Luan is a great product. It is light and easy to cut. This makes it ideal for small crafts and toymakers. In particular, it is the perfect thing to use if you are making a dollhouse or theatre sets. It is absolutely not the right thing to put below a bed of tile. 

Why Is Luan Unsuitable To Use Under Tiles? 

A modern living room with tiles used in various places
A modern living room with tiles used in various places

Just because luan looks like a perfect plywood subfloor for your project, there are multiple reasons why a tiling project over this material is a really bad idea. Let’s go through the main ones:

  • The additives in luan plywood will affect the cure of any adhesives like thinset or mastic laid over it. 
  • It contains resins and chemicals that can leach out and stain grout between tiles over time.
  • It is too thin to use as a subfloor. The thickest luan is only ¼ inch thick. 
  • Luan is not made to hold weight.

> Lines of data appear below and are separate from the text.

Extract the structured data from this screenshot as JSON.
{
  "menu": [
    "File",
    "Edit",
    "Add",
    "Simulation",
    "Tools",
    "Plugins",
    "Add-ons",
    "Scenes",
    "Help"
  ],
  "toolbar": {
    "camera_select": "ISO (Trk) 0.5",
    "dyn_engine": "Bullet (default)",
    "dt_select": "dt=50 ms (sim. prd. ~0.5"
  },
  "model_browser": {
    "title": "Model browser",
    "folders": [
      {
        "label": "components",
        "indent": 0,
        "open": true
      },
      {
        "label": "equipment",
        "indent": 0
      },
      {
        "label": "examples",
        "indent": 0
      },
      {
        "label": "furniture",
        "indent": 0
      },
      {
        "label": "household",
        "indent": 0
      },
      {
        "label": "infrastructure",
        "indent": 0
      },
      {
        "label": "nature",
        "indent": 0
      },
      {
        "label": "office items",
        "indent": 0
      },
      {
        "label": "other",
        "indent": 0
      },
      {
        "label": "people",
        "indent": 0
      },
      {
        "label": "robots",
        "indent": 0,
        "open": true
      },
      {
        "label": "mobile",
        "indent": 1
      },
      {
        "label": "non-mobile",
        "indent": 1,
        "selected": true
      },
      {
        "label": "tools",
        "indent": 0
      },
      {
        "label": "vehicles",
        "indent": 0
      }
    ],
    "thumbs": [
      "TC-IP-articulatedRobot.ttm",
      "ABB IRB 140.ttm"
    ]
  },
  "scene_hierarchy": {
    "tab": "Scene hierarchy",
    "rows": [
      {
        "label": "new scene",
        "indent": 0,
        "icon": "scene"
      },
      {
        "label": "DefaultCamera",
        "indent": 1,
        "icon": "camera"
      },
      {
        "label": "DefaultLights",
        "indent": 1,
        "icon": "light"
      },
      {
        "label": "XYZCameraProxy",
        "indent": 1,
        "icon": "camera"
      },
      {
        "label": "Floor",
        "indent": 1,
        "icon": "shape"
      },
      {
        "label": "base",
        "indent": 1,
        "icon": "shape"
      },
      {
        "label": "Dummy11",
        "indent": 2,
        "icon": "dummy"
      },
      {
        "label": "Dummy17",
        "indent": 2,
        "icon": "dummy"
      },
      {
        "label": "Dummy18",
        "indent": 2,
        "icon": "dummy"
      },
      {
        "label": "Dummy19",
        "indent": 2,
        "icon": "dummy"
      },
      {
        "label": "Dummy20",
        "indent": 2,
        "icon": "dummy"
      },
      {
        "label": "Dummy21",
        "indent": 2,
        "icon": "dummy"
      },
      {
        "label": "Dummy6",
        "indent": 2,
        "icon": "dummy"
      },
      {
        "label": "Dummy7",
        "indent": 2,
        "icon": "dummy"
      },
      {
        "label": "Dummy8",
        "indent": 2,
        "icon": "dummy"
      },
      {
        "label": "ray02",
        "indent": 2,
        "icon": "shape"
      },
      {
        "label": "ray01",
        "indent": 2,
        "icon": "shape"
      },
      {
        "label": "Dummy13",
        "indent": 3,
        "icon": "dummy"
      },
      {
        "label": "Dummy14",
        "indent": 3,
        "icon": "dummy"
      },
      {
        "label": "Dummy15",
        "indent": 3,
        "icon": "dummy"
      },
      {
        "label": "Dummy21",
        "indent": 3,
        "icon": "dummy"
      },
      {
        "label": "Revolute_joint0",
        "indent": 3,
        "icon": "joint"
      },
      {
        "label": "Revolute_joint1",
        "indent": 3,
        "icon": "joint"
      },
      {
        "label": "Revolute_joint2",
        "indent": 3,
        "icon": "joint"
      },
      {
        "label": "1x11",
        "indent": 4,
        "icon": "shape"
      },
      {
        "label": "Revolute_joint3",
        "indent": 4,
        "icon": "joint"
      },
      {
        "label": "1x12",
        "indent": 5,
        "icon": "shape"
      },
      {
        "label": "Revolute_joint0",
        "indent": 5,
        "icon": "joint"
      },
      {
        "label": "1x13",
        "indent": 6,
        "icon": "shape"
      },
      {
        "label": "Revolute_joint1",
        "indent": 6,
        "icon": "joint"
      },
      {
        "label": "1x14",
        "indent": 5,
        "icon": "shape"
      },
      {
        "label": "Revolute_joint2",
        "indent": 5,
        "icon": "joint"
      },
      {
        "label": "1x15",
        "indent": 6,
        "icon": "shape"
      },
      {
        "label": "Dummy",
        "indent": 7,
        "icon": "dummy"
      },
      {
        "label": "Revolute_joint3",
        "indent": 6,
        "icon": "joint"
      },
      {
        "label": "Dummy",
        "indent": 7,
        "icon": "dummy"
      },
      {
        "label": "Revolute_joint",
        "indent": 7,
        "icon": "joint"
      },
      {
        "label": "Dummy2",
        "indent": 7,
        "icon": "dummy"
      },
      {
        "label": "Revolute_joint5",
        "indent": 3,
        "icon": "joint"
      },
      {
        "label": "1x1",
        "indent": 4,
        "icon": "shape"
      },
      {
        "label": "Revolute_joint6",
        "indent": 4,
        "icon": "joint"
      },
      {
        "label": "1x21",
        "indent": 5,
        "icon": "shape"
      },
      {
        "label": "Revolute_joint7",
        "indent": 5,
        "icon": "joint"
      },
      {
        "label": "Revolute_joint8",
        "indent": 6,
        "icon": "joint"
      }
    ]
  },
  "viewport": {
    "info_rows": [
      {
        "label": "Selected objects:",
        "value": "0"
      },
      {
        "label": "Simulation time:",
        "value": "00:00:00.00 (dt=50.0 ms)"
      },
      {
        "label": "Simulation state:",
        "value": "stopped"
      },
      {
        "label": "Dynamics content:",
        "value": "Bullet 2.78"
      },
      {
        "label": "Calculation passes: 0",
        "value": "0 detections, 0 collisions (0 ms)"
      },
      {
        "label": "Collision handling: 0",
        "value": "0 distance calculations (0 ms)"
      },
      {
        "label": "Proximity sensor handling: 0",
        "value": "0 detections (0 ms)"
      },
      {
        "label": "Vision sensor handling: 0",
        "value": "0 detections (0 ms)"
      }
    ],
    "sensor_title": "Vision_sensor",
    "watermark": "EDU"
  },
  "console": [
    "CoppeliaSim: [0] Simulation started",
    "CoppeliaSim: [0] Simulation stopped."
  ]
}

It compresses easily and inconsistently. Soft parts may get squashed flat in one spot and be fine in another. 
  • Luan is made of thin, soft layers, so when it gets wet, the layers can start dissolving. Plywood used for subfloor purposes should be thick exterior grade plywood topped with cement backer board. Luan is not suitable. 
  • Luan is not made with approved exterior quality adhesive, so the moment it gets wet, it will start delaminating. Grout is seldom entirely waterproof, so sooner or later, water may get through, and the luan will quickly rot or swell. Neither will be good for your tiled surface.
  • Luan is not an approved substrate for any thinset. It buckles easily and may crumble on contact with the thinset. 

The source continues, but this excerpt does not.